As many as 11 million Americans use opioids for long-term chronic pain and many fear losing access to the drugs if the guidelines are adopted.

“The purpose of the guideline is to help to primary care providers offer safer, more effective care for patients with chronic pain and to help reduce opioid abuse disorder and overdose from these drugs,” said Debra Houry, MD, director of the CDC’s National Center for Injury Prevention and Control, which is overseeing development of the guidelines.

"The guideline itself is not a rule, regulation or law. It is not intended to deny access to opioid pain medication as an option in pain management. It is not intended to take away physician discretion and decision making.”

“Pain specialists and their patients fear the Guidelines will not be used that way though and adoption by boards, professional organizations, and insurers will pressure even specialty pain providers to taper patients,” said Anne Fuqua, a chronic pain sufferer and patient advocate. “Pain patients nationwide have been experiencing dose reductions and losing access to care altogether for several years, with the situation becoming more acute in the past year.  In an environment where physicians are tapering patient doses or ceasing opioid prescribing altogether, I feel these guidelines will serve like an accelerant in a growing fire.”

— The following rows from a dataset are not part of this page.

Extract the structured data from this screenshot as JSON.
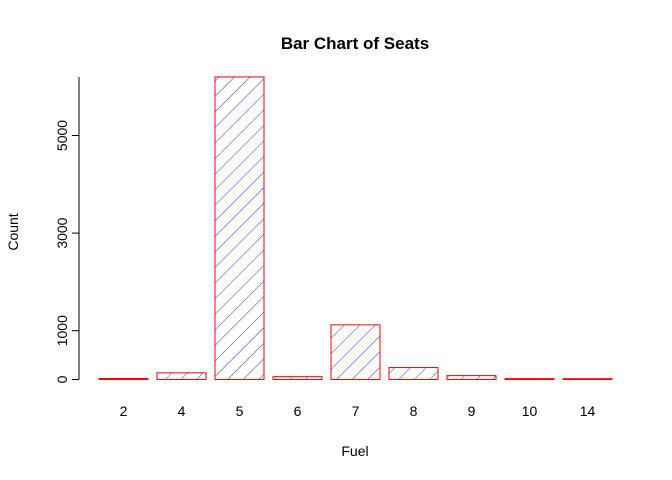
{
  "chart_data": {
    "type": "bar",
    "title": "Bar Chart of Seats",
    "xlabel": "Fuel",
    "ylabel": "Count",
    "categories": [
      "2",
      "4",
      "5",
      "6",
      "7",
      "8",
      "9",
      "10",
      "14"
    ],
    "values": [
      20,
      136,
      6200,
      58,
      1120,
      245,
      80,
      18,
      2
    ],
    "ylim": [
      0,
      6200
    ],
    "yticks": [
      0,
      1000,
      3000,
      5000
    ],
    "grid": false,
    "legend": "none",
    "bar_style": "hatched",
    "colors": {
      "border": "#ff0000",
      "hatch": "#0000ff",
      "axis": "#000000"
    }
  }
}
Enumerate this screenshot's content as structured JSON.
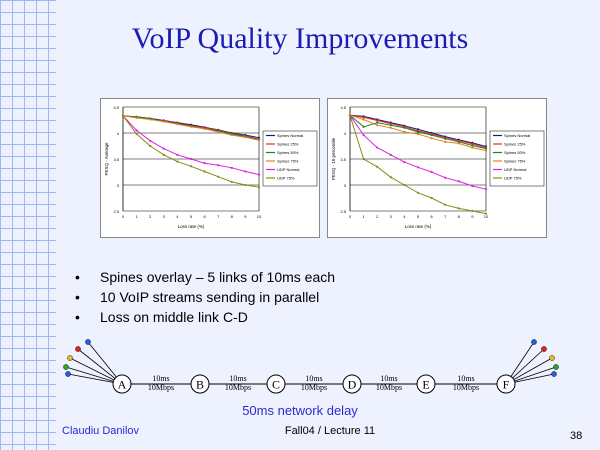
{
  "slide": {
    "title": "VoIP Quality Improvements",
    "bullets": [
      "Spines overlay – 5 links of 10ms each",
      "10 VoIP streams sending in parallel",
      "Loss on middle link C-D"
    ],
    "topology": {
      "nodes": [
        "A",
        "B",
        "C",
        "D",
        "E",
        "F"
      ],
      "links": [
        {
          "delay": "10ms",
          "bandwidth": "10Mbps"
        },
        {
          "delay": "10ms",
          "bandwidth": "10Mbps"
        },
        {
          "delay": "10ms",
          "bandwidth": "10Mbps"
        },
        {
          "delay": "10ms",
          "bandwidth": "10Mbps"
        },
        {
          "delay": "10ms",
          "bandwidth": "10Mbps"
        }
      ]
    },
    "delay_caption": "50ms network delay",
    "author": "Claudiu Danilov",
    "lecture": "Fall04 / Lecture 11",
    "page_number": "38"
  },
  "colors": {
    "title": "#1b1bb5",
    "caption": "#2a2ad0",
    "series": [
      "#1a1a80",
      "#e03020",
      "#208020",
      "#e08020",
      "#e020e0",
      "#8a8a10"
    ]
  },
  "chart_data": [
    {
      "type": "line",
      "title": "",
      "xlabel": "Loss rate (%)",
      "ylabel": "PESQ - Average",
      "xlim": [
        0,
        10
      ],
      "ylim": [
        2.5,
        4.5
      ],
      "xticks": [
        "0",
        "1",
        "2",
        "3",
        "4",
        "5",
        "6",
        "7",
        "8",
        "9",
        "10"
      ],
      "yticks": [
        "2.5",
        "3",
        "3.5",
        "4",
        "4.5"
      ],
      "grid": true,
      "legend": "right",
      "x": [
        0,
        1,
        2,
        3,
        4,
        5,
        6,
        7,
        8,
        9,
        10
      ],
      "series": [
        {
          "name": "Spines Normal",
          "values": [
            4.33,
            4.31,
            4.28,
            4.24,
            4.2,
            4.16,
            4.11,
            4.06,
            4.0,
            3.96,
            3.91
          ]
        },
        {
          "name": "Spines 25%",
          "values": [
            4.33,
            4.3,
            4.27,
            4.23,
            4.19,
            4.14,
            4.1,
            4.05,
            3.99,
            3.94,
            3.88
          ]
        },
        {
          "name": "Spines 50%",
          "values": [
            4.33,
            4.31,
            4.28,
            4.22,
            4.18,
            4.13,
            4.08,
            4.04,
            3.98,
            3.93,
            3.87
          ]
        },
        {
          "name": "Spines 75%",
          "values": [
            4.33,
            4.29,
            4.26,
            4.22,
            4.17,
            4.12,
            4.08,
            4.02,
            3.96,
            3.92,
            3.86
          ]
        },
        {
          "name": "UDP Normal",
          "values": [
            4.33,
            4.05,
            3.85,
            3.7,
            3.58,
            3.5,
            3.42,
            3.38,
            3.33,
            3.26,
            3.2
          ]
        },
        {
          "name": "UDP 75%",
          "values": [
            4.33,
            3.98,
            3.75,
            3.58,
            3.45,
            3.36,
            3.26,
            3.16,
            3.06,
            3.0,
            2.96
          ]
        }
      ]
    },
    {
      "type": "line",
      "title": "",
      "xlabel": "Loss rate (%)",
      "ylabel": "PESQ - 10 percentile",
      "xlim": [
        0,
        10
      ],
      "ylim": [
        2.5,
        4.5
      ],
      "xticks": [
        "0",
        "1",
        "2",
        "3",
        "4",
        "5",
        "6",
        "7",
        "8",
        "9",
        "10"
      ],
      "yticks": [
        "2.5",
        "3",
        "3.5",
        "4",
        "4.5"
      ],
      "grid": true,
      "legend": "right",
      "x": [
        0,
        1,
        2,
        3,
        4,
        5,
        6,
        7,
        8,
        9,
        10
      ],
      "series": [
        {
          "name": "Spines Normal",
          "values": [
            4.34,
            4.32,
            4.26,
            4.2,
            4.14,
            4.07,
            4.0,
            3.93,
            3.87,
            3.81,
            3.74
          ]
        },
        {
          "name": "Spines 25%",
          "values": [
            4.34,
            4.3,
            4.24,
            4.18,
            4.12,
            4.04,
            3.98,
            3.91,
            3.85,
            3.79,
            3.72
          ]
        },
        {
          "name": "Spines 50%",
          "values": [
            4.34,
            4.12,
            4.2,
            4.15,
            4.1,
            4.02,
            3.96,
            3.89,
            3.83,
            3.76,
            3.7
          ]
        },
        {
          "name": "Spines 75%",
          "values": [
            4.34,
            4.26,
            4.15,
            4.1,
            4.02,
            3.98,
            3.9,
            3.83,
            3.8,
            3.72,
            3.66
          ]
        },
        {
          "name": "UDP Normal",
          "values": [
            4.34,
            3.96,
            3.72,
            3.58,
            3.44,
            3.34,
            3.25,
            3.14,
            3.07,
            2.98,
            2.92
          ]
        },
        {
          "name": "UDP 75%",
          "values": [
            4.34,
            3.5,
            3.35,
            3.15,
            3.0,
            2.85,
            2.75,
            2.62,
            2.55,
            2.5,
            2.45
          ]
        }
      ]
    }
  ]
}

Although the CDC has said it doesn’t want the guidelines implemented until they are finalized, Fuqua said many doctors are already doing just that. She said her faith in democracy “took a swift kick in the teeth” as she listened to the workgroup’s presentation during a conference call. Fuqua was not given an opportunity to speak, although the president and founder of Physicians for Responsible Opioids Prescribing (PROP) were given time to address the BSC in support of the guidelines they helped draft.

“There were 28 comments supporting the Guidelines and 4 dissenters. One physician made statements partially supportive of our needs. CDC will no doubt use this ‘overwhelming support’ to justify adoption of the guidelines. I fear they see us as simply a casualty of war, much like those with tuberculosis who were quarantined to prevent disease spread. The only difference is that harming us doesn't save other lives,” she said.

CDC has not released a timetable on when it plans to finalize or implement the guidelines.